Objective To investigate whether taking two transition zone (TZ) and four lateral peripheral zone (PZ) biopsies in addition to routine parasaggital sextant biopsies would improve detection rates in men with suspected prostate cancer.
Patients and methods The study included 493 consecutive men (mean age 68.7 years, sd 8.2) with elevated serum prostate-specific antigen (PSA) levels and/or abnormal findings on a digital rectal examination who underwent transrectal ultrasonography-guided prostate biopsy. In addition to sextant biopsies, six further biopsies were obtained, two from the TZ (mid-gland) and four from the lateral PZ (base and mid-gland). Pathological findings for the additional biopsies were compared with those of the sextant regions.

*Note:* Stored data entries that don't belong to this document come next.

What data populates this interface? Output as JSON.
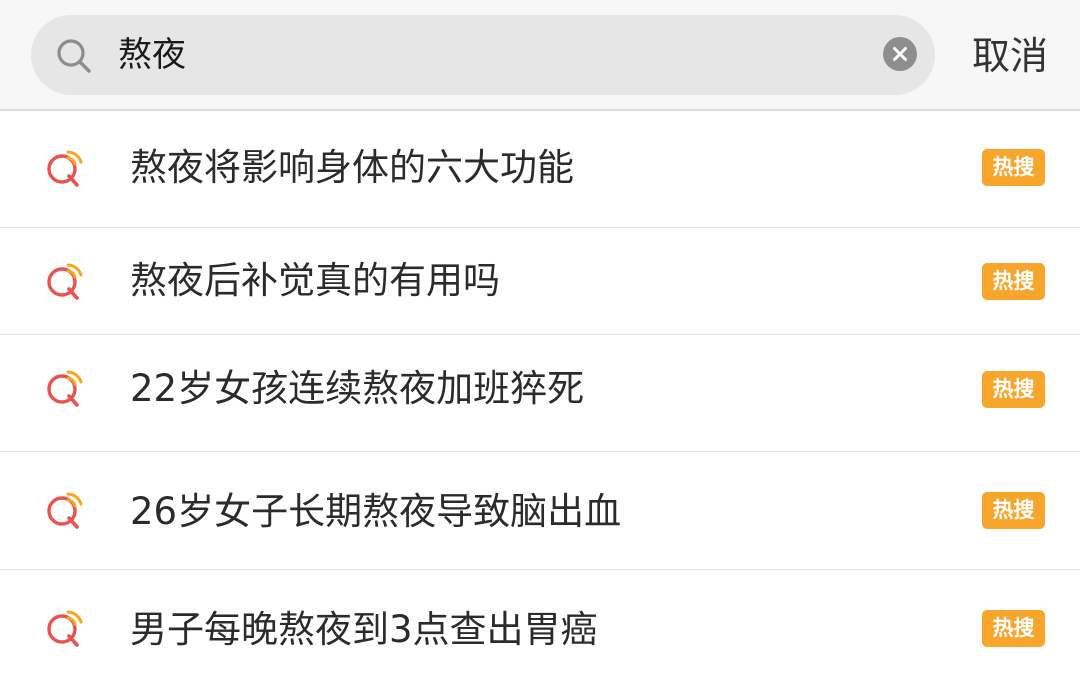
{
  "search": {
    "query": "熬夜",
    "cancel_label": "取消"
  },
  "suggestions": [
    {
      "text": "熬夜将影响身体的六大功能",
      "badge": "热搜"
    },
    {
      "text": "熬夜后补觉真的有用吗",
      "badge": "热搜"
    },
    {
      "text": "22岁女孩连续熬夜加班猝死",
      "badge": "热搜"
    },
    {
      "text": "26岁女子长期熬夜导致脑出血",
      "badge": "热搜"
    },
    {
      "text": "男子每晚熬夜到3点查出胃癌",
      "badge": "热搜"
    }
  ],
  "colors": {
    "badge_bg": "#f7a52b",
    "suggestion_icon_red": "#e8534f",
    "suggestion_icon_orange": "#f5a623"
  },
  "icons": {
    "search": "search-icon",
    "clear": "clear-icon",
    "suggestion": "hot-search-suggestion-icon"
  }
}
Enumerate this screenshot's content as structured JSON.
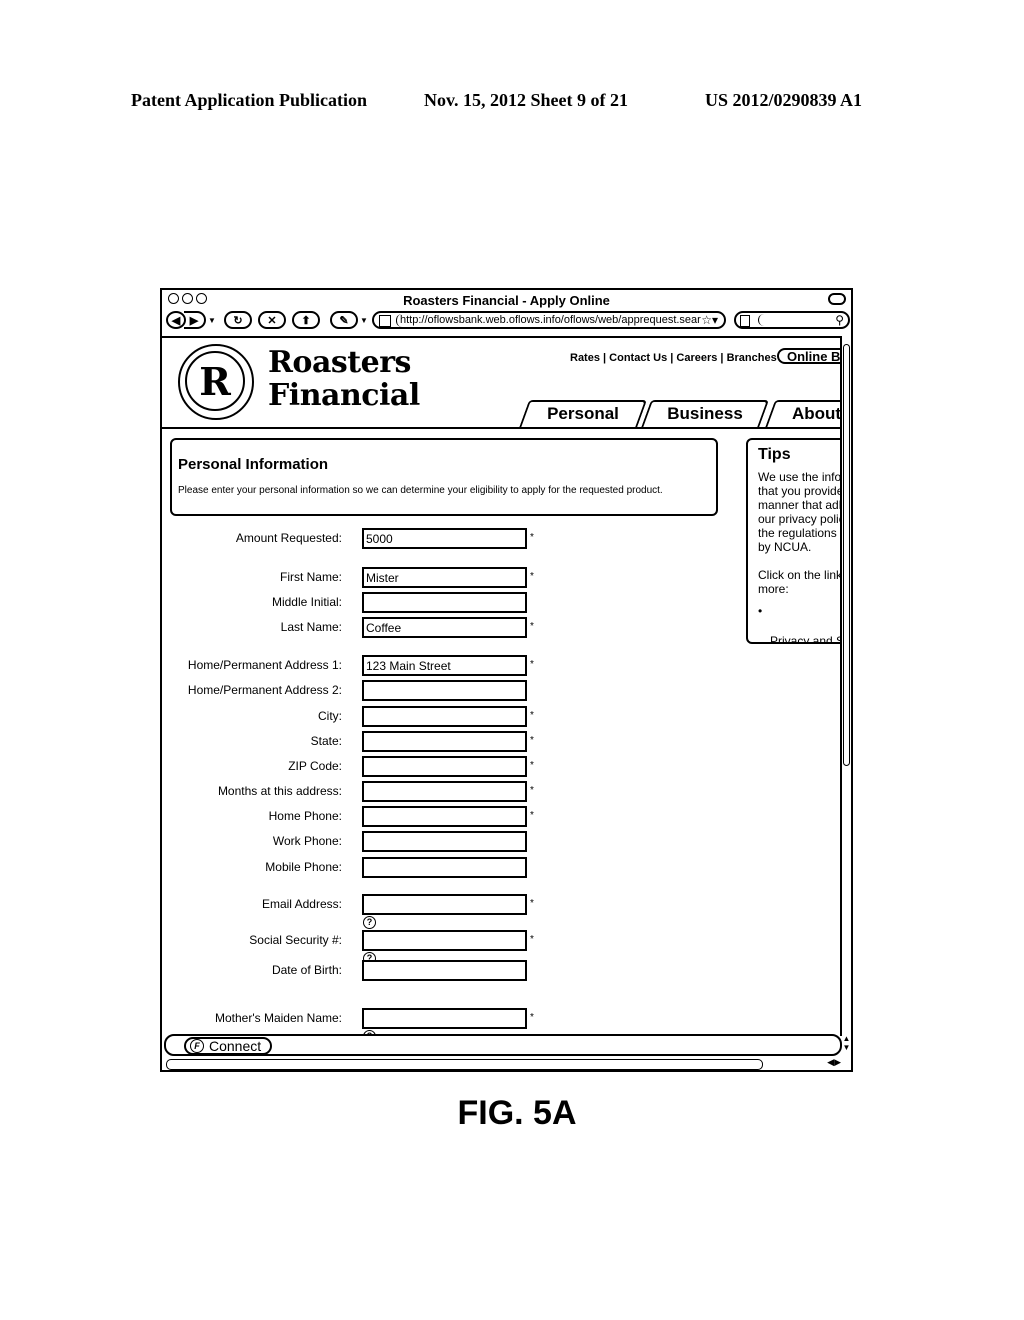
{
  "patent_header": {
    "left": "Patent Application Publication",
    "date_sheet": "Nov. 15, 2012   Sheet 9 of 21",
    "number": "US 2012/0290839 A1"
  },
  "browser": {
    "window_title": "Roasters Financial - Apply Online",
    "url": "http://oflowsbank.web.oflows.info/oflows/web/apprequest.sear",
    "search_value": "",
    "toolbar_icons": [
      "back-icon",
      "forward-icon",
      "reload-icon",
      "stop-icon",
      "home-icon",
      "edit-icon",
      "bookmark-star-icon",
      "search-icon"
    ]
  },
  "site": {
    "logo_letter": "R",
    "brand_line1": "Roasters",
    "brand_line2": "Financial",
    "top_links": "Rates | Contact Us | Careers | Branches",
    "online_banking": "Online Ba",
    "tabs": [
      "Personal",
      "Business",
      "About"
    ]
  },
  "info": {
    "title": "Personal Information",
    "text": "Please enter your personal information so we can determine your eligibility to apply for the requested product."
  },
  "tips": {
    "title": "Tips",
    "body": "We use the inform\nthat you provide u\nmanner that adhe\nour privacy policy\nthe regulations se\nby NCUA.\n\nClick on the link t\nmore:",
    "link": "Privacy and Se\nPolicies"
  },
  "form": {
    "required_mark": "*",
    "help_icon": "?",
    "fields": [
      {
        "label": "Amount Requested:",
        "value": "5000",
        "required": true
      },
      {
        "label": "First Name:",
        "value": "Mister",
        "required": true
      },
      {
        "label": "Middle Initial:",
        "value": "",
        "required": false
      },
      {
        "label": "Last Name:",
        "value": "Coffee",
        "required": true
      },
      {
        "label": "Home/Permanent Address 1:",
        "value": "123 Main Street",
        "required": true
      },
      {
        "label": "Home/Permanent Address 2:",
        "value": "",
        "required": false
      },
      {
        "label": "City:",
        "value": "",
        "required": true
      },
      {
        "label": "State:",
        "value": "",
        "required": true
      },
      {
        "label": "ZIP Code:",
        "value": "",
        "required": true
      },
      {
        "label": "Months at this address:",
        "value": "",
        "required": true
      },
      {
        "label": "Home Phone:",
        "value": "",
        "required": true
      },
      {
        "label": "Work Phone:",
        "value": "",
        "required": false
      },
      {
        "label": "Mobile Phone:",
        "value": "",
        "required": false
      },
      {
        "label": "Email Address:",
        "value": "",
        "required": true
      },
      {
        "label": "Social Security #:",
        "value": "",
        "required": true
      },
      {
        "label": "Date of Birth:",
        "value": "",
        "required": false
      },
      {
        "label": "Mother's Maiden Name:",
        "value": "",
        "required": true
      }
    ]
  },
  "status_bar": {
    "connect_label": "Connect"
  },
  "figure_caption": "FIG. 5A"
}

Results Prostatic adenocarcinoma was diagnosed in 164 of the 493 (33%) men biopsied. Men with cancer were older, had smaller prostates and higher median PSA levels than men with negative biopsies. Sextant biopsies were positive for cancer in 133 of 164 (81%) men. All three sets of biopsies were positive in 53 (32%) cases. In 50 (30%) men both the sextant and lateral PZ biopsies were positive, while in six (4%) men, both sextant and TZ biopsies were positive. Thirty-one (19%) tumours were not detected by sextant biopsies, 10 (6%) where the lateral PZ biopsies alone were positive, 17 (10%) where the TZ biopsies alone were positive and four (3%) where both the TZ and lateral PZ together were positive. There were no differences in median PSA concentration, total prostate volume or TZ volume between men with an isolated TZ cancer and men with cancer elsewhere in the prostate. However, 77% of men with TZ cancer had a PSA of > 10 ng/mL, compared with 60% of men with cancer at other sites within the prostate (P = 0.015).
Conclusion An extended-core biopsy protocol significantly improves the detection rate for prostate cancer when compared with the standard sextant biopsy protocol alone. Routine TZ biopsies should be considered for men with serum PSA levels of >10 ng/mL.